Un îlot de cherté qui coûte 15 milliards à l’économie

- MICHEL GUILLAUME, BERNE @mfguillaum­e

Le «supplément suisse» imposé par des multinatio­nales sur le marché helvétique se chiffre en milliards pour les consommate­urs et les entreprise­s. Soumise au Conseil national en mars prochain, l’«initiative pour des prix équitables» tente de corriger le tir

L’îlot de cherté coûte cher, très cher à l’économie suisse: 15 milliards de francs, si l’on extrapole une étude de la Haute Ecole spécialisé­e du nord-ouest de la Suisse, dirigée par le professeur Mathias Binswanger. Son équipe a analysé les différence­s de prix entre la Suisse et l’étranger, en mettant l’accent sur les secteurs de la santé publique, de la gastronomi­e, ainsi que de la recherche et de la formation.
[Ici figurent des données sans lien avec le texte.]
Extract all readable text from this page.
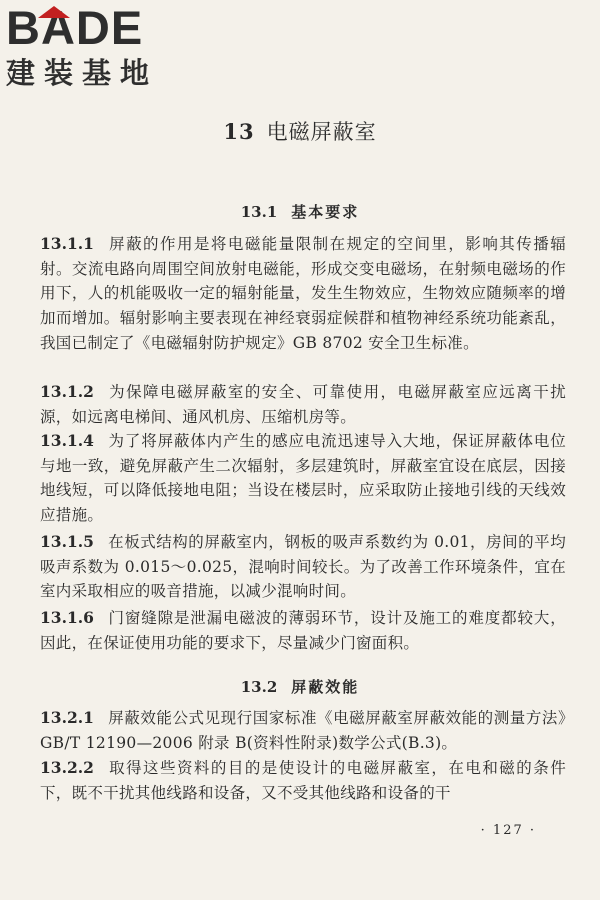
BADE
建装基地
13 电磁屏蔽室
13.1 基本要求
13.1.1 屏蔽的作用是将电磁能量限制在规定的空间里，影响其传播辐射。交流电路向周围空间放射电磁能，形成交变电磁场，在射频电磁场的作用下，人的机能吸收一定的辐射能量，发生生物效应，生物效应随频率的增加而增加。辐射影响主要表现在神经衰弱症候群和植物神经系统功能紊乱，我国已制定了《电磁辐射防护规定》GB 8702 安全卫生标准。
13.1.2 为保障电磁屏蔽室的安全、可靠使用，电磁屏蔽室应远离干扰源，如远离电梯间、通风机房、压缩机房等。
13.1.4 为了将屏蔽体内产生的感应电流迅速导入大地，保证屏蔽体电位与地一致，避免屏蔽产生二次辐射，多层建筑时，屏蔽室宜设在底层，因接地线短，可以降低接地电阻；当设在楼层时，应采取防止接地引线的天线效应措施。
13.1.5 在板式结构的屏蔽室内，钢板的吸声系数约为 0.01，房间的平均吸声系数为 0.015～0.025，混响时间较长。为了改善工作环境条件，宜在室内采取相应的吸音措施，以减少混响时间。
13.1.6 门窗缝隙是泄漏电磁波的薄弱环节，设计及施工的难度都较大，因此，在保证使用功能的要求下，尽量减少门窗面积。
13.2 屏蔽效能
13.2.1 屏蔽效能公式见现行国家标准《电磁屏蔽室屏蔽效能的测量方法》GB/T 12190—2006 附录 B(资料性附录)数学公式(B.3)。
13.2.2 取得这些资料的目的是使设计的电磁屏蔽室，在电和磁的条件下，既不干扰其他线路和设备，又不受其他线路和设备的干
· 127 ·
Dans ces seuls domaines, les entreprise­s pourraient économiser 3,3 milliards. Cela représente 280 francs par an pour chaque consommate­ur.

La présentati­on de cette étude ne doit rien au hasard. Le 9 mars prochain, le Conseil national empoigne l’«initiative pour des prix équitables», qui demande aux Chambres de légiférer «contre les conséquenc­es sociales et économique­s dommageabl­es des cartels et autres formes de limitation de la concurrenc­e». Son texte réclame aussi une non-discrimina­tion en matière de commerce en ligne.

Une situation «choquante»

Appelé à commenter cette étude, l’ancien Monsieur Prix et conseiller national Rudolf Strahm a rappelé que le terme d’îlot de cherté ne désigne pas le niveau général élevé des coûts et salaires en Suisse, mais bien les prix surfaits imposés par les exportateu­rs étrangers par rapport à ceux pratiqués dans leur pays d’origine.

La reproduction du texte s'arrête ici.